Malboeuf has also provided two invited pieces for the Pornsaints website; his art was included in their 2008 exhibition at A&D Gallery in central London, and their 2010 exhibition at the Birdhouse Gallery in Austin, Texas. Firebird was chosen to illustrate the exhibition review in the Austin Chronicle; as arts critic Wayne Brenner observed, "[M]ost of the depictions of saintly pornstars are depictions of women. Which is fine by this (admittedly biased) reviewer ... especially when the artwork is as gorgeous as Danny Malboeuf's finely detailed and cyberpunky Firebird painting". Also in 2010, Malboeuf was described as "a Surrealist for our times" in a review for The 405, a music and culture magazine. The October 2010 issue of visual arts magazine n-sphere featured Malboeuf's art on the cover and in the lead article, accompanied by a 26-work exhibition in The Spheres guest gallery. A positive review of Malboeuf's Statesville exhibition in early 2014 noted the artist's reclusive nature and prolific output, estimated at 6000 paintings. Malboeuf's work was also exhibited internationally in the Endangered Visions show at ManilArt 2014 in the Philippines.

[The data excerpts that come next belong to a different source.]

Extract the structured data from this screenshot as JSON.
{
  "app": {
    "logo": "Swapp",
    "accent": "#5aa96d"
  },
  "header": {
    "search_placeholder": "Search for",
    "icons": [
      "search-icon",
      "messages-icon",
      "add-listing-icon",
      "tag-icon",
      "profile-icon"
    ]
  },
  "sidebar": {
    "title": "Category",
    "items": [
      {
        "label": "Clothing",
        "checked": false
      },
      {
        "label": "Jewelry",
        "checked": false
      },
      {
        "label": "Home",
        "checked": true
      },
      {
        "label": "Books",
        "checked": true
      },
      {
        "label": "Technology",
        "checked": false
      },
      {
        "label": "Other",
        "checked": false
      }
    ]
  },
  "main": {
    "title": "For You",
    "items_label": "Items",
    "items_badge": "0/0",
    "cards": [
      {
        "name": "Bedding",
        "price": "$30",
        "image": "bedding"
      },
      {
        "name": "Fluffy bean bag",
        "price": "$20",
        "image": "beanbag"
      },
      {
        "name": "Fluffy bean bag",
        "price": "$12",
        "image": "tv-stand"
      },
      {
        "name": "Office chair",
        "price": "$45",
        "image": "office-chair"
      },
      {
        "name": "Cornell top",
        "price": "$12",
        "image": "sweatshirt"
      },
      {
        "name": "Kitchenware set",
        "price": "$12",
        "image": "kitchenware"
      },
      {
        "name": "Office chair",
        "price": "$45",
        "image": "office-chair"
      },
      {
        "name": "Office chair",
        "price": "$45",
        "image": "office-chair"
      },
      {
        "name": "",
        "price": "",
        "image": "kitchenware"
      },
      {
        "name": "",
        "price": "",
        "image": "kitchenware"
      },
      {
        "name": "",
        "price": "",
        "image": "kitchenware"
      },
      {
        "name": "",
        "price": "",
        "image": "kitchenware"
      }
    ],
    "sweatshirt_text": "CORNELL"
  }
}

In 2016, three paintings were featured in Buffalo Zine, with the editorial observation "There's something both sweet and incredibly perverse about Danny Malboeuf's paintings. Under the pseudonym KOLABOY, the North Carolina artist depicts a world in which young girls are free to engage in abstract acts of ritual fun with each other -- it feels almost like we shouldn't be looking." He is cited as an inspiration for the artist NED (Ned M. Stacey).

Solo exhibitions
- 1990 First Union National Bank, Statesville, NC.
- 1995 Beauties of Provenient Grace, Queens Gallery and Art Center, Charlotte, NC.
- 1995 Exposure of Conviction, Rowe Art Gallery, Univ. North Carolina at Charlotte, NC.
- 2014 LaCoste, Court Street Gallery, Iredell Museums, Statesville, NC.
- 2019 The Atrocities Show, Court Street Gallery, Iredell Museums, Statesville, NC.

== Music ==
A singer/songwriter and instrumentalist, Malboeuf's solo music project is Cowgirl in the Snow; it straddles the indie, twee, and shoegaze genres, releasing candy-coated dream pop songs in the spirit of Sarah Records and 4AD. Musical influences include Ultra Vivid Scene and The Records. A review reads: “Cowgirl in the Snow makes addictive lo-fi indie pop, with guitars drenched in effects … Twee pop at its finest.” Danny Malboeuf's brother is David, who is the musician D. M. Frankin Kane and his father was the bluegrass fiddler "Red" Tommy Malboeuf.

== Writing ==
As well as featuring Malboeuf's art in 2006, OLOGY Magazine also showcased some of his writing. Buffalo Zine did likewise in 2016.

Early in 2011, Malboeuf published an illustrated book, Saestralle – A Tale of the North, which presents a poetic legend imagined in the Arctic region. He has since published other illustrated books which are suitable for young readers.